The question is unclear to begin with. There's no such thing as an "ASCII keyboard", no example code or regex patterns, no expected and actual outcome. Do you mean a US keyboard?
Is the real question how to perform an accent insensitive search?
Python 3 strings are Unicode, so there are no "ASCII" issues to resolve. It doesn't matter what the user's or terminal's encoding is, Python 3 strings are always Unicode. Whenever you see a coded issue it's because someone tried to read a file (or bytes) using the wrong codepage. And typically, that involves attempts to hard-code the 7-bit ASCII codepage.
Accents are another matter. The equivalence of characters and their order in a language is a collation issue. Danish uses the Latin1 codepage but AA at the start of the word is the same as Å. Unfortunately, regex implementations generally only deal with case sensitivity, not accents, and Python is no exception.
FormD Normalization works because it decomposes characters to equivalent combined characters.
The output of this may look the same as "épée"
unicodedata.normalize('NFD',"épée")
but this regex returns 3 matches instead of 1. It works because é was replaced by 2 combined characters, that together produce the correct glyph. Annoying, but that's the state of regular expressions
re.findall("e",unicodedata.normalize('NFD',"épée"))
---------
['e', 'e', 'e']
re.findall("A",unicodedata.normalize('NFD',"Århus"))
---------
['A']
Databases
Databases on the other hand are aware of collations, as they affect matching and ordering. In most databases you can specify what collation will be used at the column level, which means you can have Case-Insensitive and Accent-Insensitive columns and index them. In some of them (not all) you can even create indexes with different collations.

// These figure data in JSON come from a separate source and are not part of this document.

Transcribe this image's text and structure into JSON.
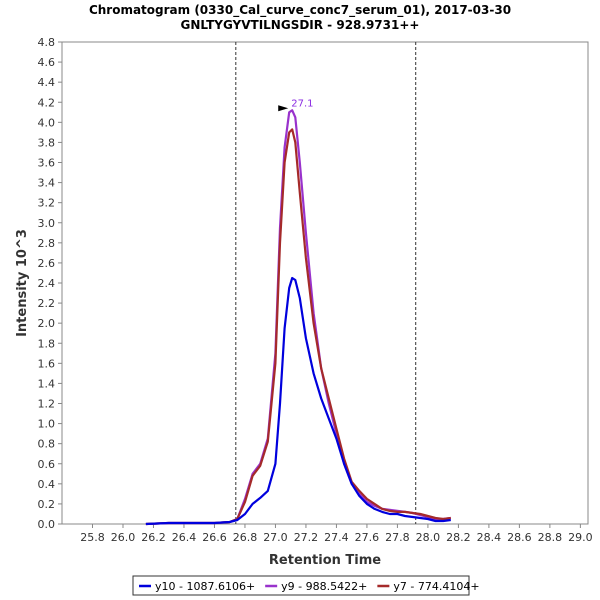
{
  "chart_data": {
    "type": "line",
    "title_line1": "Chromatogram (0330_Cal_curve_conc7_serum_01), 2017-03-30",
    "title_line2": "GNLTYGYVTILNGSDIR - 928.9731++",
    "xlabel": "Retention Time",
    "ylabel": "Intensity 10^3",
    "xlim": [
      25.6,
      29.05
    ],
    "ylim": [
      0,
      4.8
    ],
    "x_ticks": [
      "25.8",
      "26.0",
      "26.2",
      "26.4",
      "26.6",
      "26.8",
      "27.0",
      "27.2",
      "27.4",
      "27.6",
      "27.8",
      "28.0",
      "28.2",
      "28.4",
      "28.6",
      "28.8",
      "29.0"
    ],
    "y_ticks": [
      "0.0",
      "0.2",
      "0.4",
      "0.6",
      "0.8",
      "1.0",
      "1.2",
      "1.4",
      "1.6",
      "1.8",
      "2.0",
      "2.2",
      "2.4",
      "2.6",
      "2.8",
      "3.0",
      "3.2",
      "3.4",
      "3.6",
      "3.8",
      "4.0",
      "4.2",
      "4.4",
      "4.6",
      "4.8"
    ],
    "integration_bounds": [
      26.74,
      27.92
    ],
    "peak_annotation": {
      "label": "27.1",
      "x": 27.11,
      "y": 4.12,
      "color": "#8a2be2"
    },
    "series": [
      {
        "name": "y10 - 1087.6106+",
        "color": "#0000dd",
        "x": [
          26.15,
          26.3,
          26.45,
          26.6,
          26.7,
          26.75,
          26.8,
          26.85,
          26.9,
          26.95,
          27.0,
          27.03,
          27.06,
          27.09,
          27.11,
          27.13,
          27.16,
          27.2,
          27.25,
          27.3,
          27.35,
          27.4,
          27.45,
          27.5,
          27.55,
          27.6,
          27.65,
          27.7,
          27.75,
          27.8,
          27.85,
          27.9,
          27.95,
          28.0,
          28.05,
          28.1,
          28.15
        ],
        "y": [
          0.0,
          0.01,
          0.01,
          0.01,
          0.02,
          0.04,
          0.1,
          0.2,
          0.26,
          0.33,
          0.6,
          1.2,
          1.95,
          2.35,
          2.45,
          2.43,
          2.25,
          1.85,
          1.5,
          1.25,
          1.05,
          0.85,
          0.6,
          0.4,
          0.28,
          0.2,
          0.15,
          0.12,
          0.1,
          0.1,
          0.08,
          0.07,
          0.06,
          0.05,
          0.03,
          0.03,
          0.04
        ]
      },
      {
        "name": "y9 - 988.5422+",
        "color": "#9932cc",
        "x": [
          26.15,
          26.3,
          26.45,
          26.6,
          26.7,
          26.75,
          26.8,
          26.85,
          26.9,
          26.95,
          27.0,
          27.03,
          27.06,
          27.09,
          27.11,
          27.13,
          27.16,
          27.2,
          27.25,
          27.3,
          27.35,
          27.4,
          27.45,
          27.5,
          27.55,
          27.6,
          27.65,
          27.7,
          27.75,
          27.8,
          27.85,
          27.9,
          27.95,
          28.0,
          28.05,
          28.1,
          28.15
        ],
        "y": [
          0.0,
          0.01,
          0.01,
          0.01,
          0.02,
          0.05,
          0.25,
          0.5,
          0.6,
          0.85,
          1.7,
          2.95,
          3.75,
          4.1,
          4.12,
          4.05,
          3.6,
          2.9,
          2.1,
          1.55,
          1.2,
          0.9,
          0.6,
          0.4,
          0.3,
          0.22,
          0.18,
          0.15,
          0.14,
          0.13,
          0.12,
          0.11,
          0.09,
          0.07,
          0.05,
          0.05,
          0.06
        ]
      },
      {
        "name": "y7 - 774.4104+",
        "color": "#a52a2a",
        "x": [
          26.15,
          26.3,
          26.45,
          26.6,
          26.7,
          26.75,
          26.8,
          26.85,
          26.9,
          26.95,
          27.0,
          27.03,
          27.06,
          27.09,
          27.11,
          27.13,
          27.16,
          27.2,
          27.25,
          27.3,
          27.35,
          27.4,
          27.45,
          27.5,
          27.55,
          27.6,
          27.65,
          27.7,
          27.75,
          27.8,
          27.85,
          27.9,
          27.95,
          28.0,
          28.05,
          28.1,
          28.15
        ],
        "y": [
          0.0,
          0.01,
          0.01,
          0.01,
          0.02,
          0.05,
          0.22,
          0.48,
          0.58,
          0.82,
          1.6,
          2.8,
          3.6,
          3.9,
          3.93,
          3.8,
          3.3,
          2.65,
          2.0,
          1.55,
          1.25,
          0.95,
          0.65,
          0.42,
          0.33,
          0.25,
          0.2,
          0.15,
          0.13,
          0.12,
          0.12,
          0.11,
          0.1,
          0.08,
          0.06,
          0.05,
          0.06
        ]
      }
    ]
  }
}
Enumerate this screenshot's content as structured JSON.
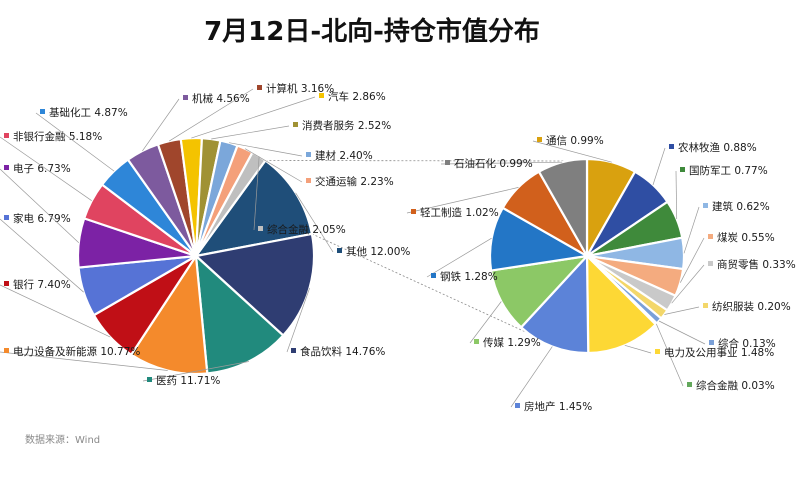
{
  "chart_data": {
    "type": "pie",
    "title": "7月12日-北向-持仓市值分布",
    "source_note": "数据来源：Wind",
    "pies": [
      {
        "slices": [
          {
            "label": "其他",
            "value": 12.0,
            "display": "12.00%",
            "color": "#1f4e79"
          },
          {
            "label": "食品饮料",
            "value": 14.76,
            "display": "14.76%",
            "color": "#2f3d72"
          },
          {
            "label": "医药",
            "value": 11.71,
            "display": "11.71%",
            "color": "#218a7d"
          },
          {
            "label": "电力设备及新能源",
            "value": 10.77,
            "display": "10.77%",
            "color": "#f48a2c"
          },
          {
            "label": "银行",
            "value": 7.4,
            "display": "7.40%",
            "color": "#c00f16"
          },
          {
            "label": "家电",
            "value": 6.79,
            "display": "6.79%",
            "color": "#5673d6"
          },
          {
            "label": "电子",
            "value": 6.73,
            "display": "6.73%",
            "color": "#7c22a5"
          },
          {
            "label": "非银行金融",
            "value": 5.18,
            "display": "5.18%",
            "color": "#e04460"
          },
          {
            "label": "基础化工",
            "value": 4.87,
            "display": "4.87%",
            "color": "#2e86d8"
          },
          {
            "label": "机械",
            "value": 4.56,
            "display": "4.56%",
            "color": "#7d5a9e"
          },
          {
            "label": "计算机",
            "value": 3.16,
            "display": "3.16%",
            "color": "#a0462c"
          },
          {
            "label": "汽车",
            "value": 2.86,
            "display": "2.86%",
            "color": "#f4c300"
          },
          {
            "label": "消费者服务",
            "value": 2.52,
            "display": "2.52%",
            "color": "#a09234"
          },
          {
            "label": "建材",
            "value": 2.4,
            "display": "2.40%",
            "color": "#7ba7da"
          },
          {
            "label": "交通运输",
            "value": 2.23,
            "display": "2.23%",
            "color": "#f4a07a"
          },
          {
            "label": "综合金融",
            "value": 2.05,
            "display": "2.05%",
            "color": "#bfbfbf"
          }
        ]
      },
      {
        "slices": [
          {
            "label": "通信",
            "value": 0.99,
            "display": "0.99%",
            "color": "#d9a10f"
          },
          {
            "label": "农林牧渔",
            "value": 0.88,
            "display": "0.88%",
            "color": "#2f4ea3"
          },
          {
            "label": "国防军工",
            "value": 0.77,
            "display": "0.77%",
            "color": "#3f8a3b"
          },
          {
            "label": "建筑",
            "value": 0.62,
            "display": "0.62%",
            "color": "#8fb7e4"
          },
          {
            "label": "煤炭",
            "value": 0.55,
            "display": "0.55%",
            "color": "#f4ab7f"
          },
          {
            "label": "商贸零售",
            "value": 0.33,
            "display": "0.33%",
            "color": "#c9c9c9"
          },
          {
            "label": "纺织服装",
            "value": 0.2,
            "display": "0.20%",
            "color": "#f3d76a"
          },
          {
            "label": "综合",
            "value": 0.13,
            "display": "0.13%",
            "color": "#7aa0d8"
          },
          {
            "label": "综合金融",
            "value": 0.03,
            "display": "0.03%",
            "color": "#63a85c"
          },
          {
            "label": "电力及公用事业",
            "value": 1.48,
            "display": "1.48%",
            "color": "#fdd835"
          },
          {
            "label": "房地产",
            "value": 1.45,
            "display": "1.45%",
            "color": "#5c83d8"
          },
          {
            "label": "传媒",
            "value": 1.29,
            "display": "1.29%",
            "color": "#8cc866"
          },
          {
            "label": "钢铁",
            "value": 1.28,
            "display": "1.28%",
            "color": "#2376c6"
          },
          {
            "label": "轻工制造",
            "value": 1.02,
            "display": "1.02%",
            "color": "#d1601c"
          },
          {
            "label": "石油石化",
            "value": 0.99,
            "display": "0.99%",
            "color": "#7f7f7f"
          }
        ]
      }
    ]
  }
}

If you load your data into a CI-AI column you can search for exact matches (WHERE product_name='epee') or do a prefix search (WHERE product_name LIKE 'ep%') and take advantage of indexes.
Keyboards
Keyboards don't know anything about codepages. The OS translates keystrokes to actual characters and all OSs allow you to use multiple languages and switch between them. You can easily add a French or UK keyboard if you like. On a UK keyboart AltGr+e (or right Alt) is é. On a US keyboard, AltGr acts as right Alt only. The OS itself may have shortcuts.
On Windows Notepad I typed è, é, ï these with of Ctrl+` e, Ctrl+' e Ctrl+; i`, but that doesn't work in a browser, and VS Code uses these as shortcuts. And there are certainly character selection utilities, online keyboards etc.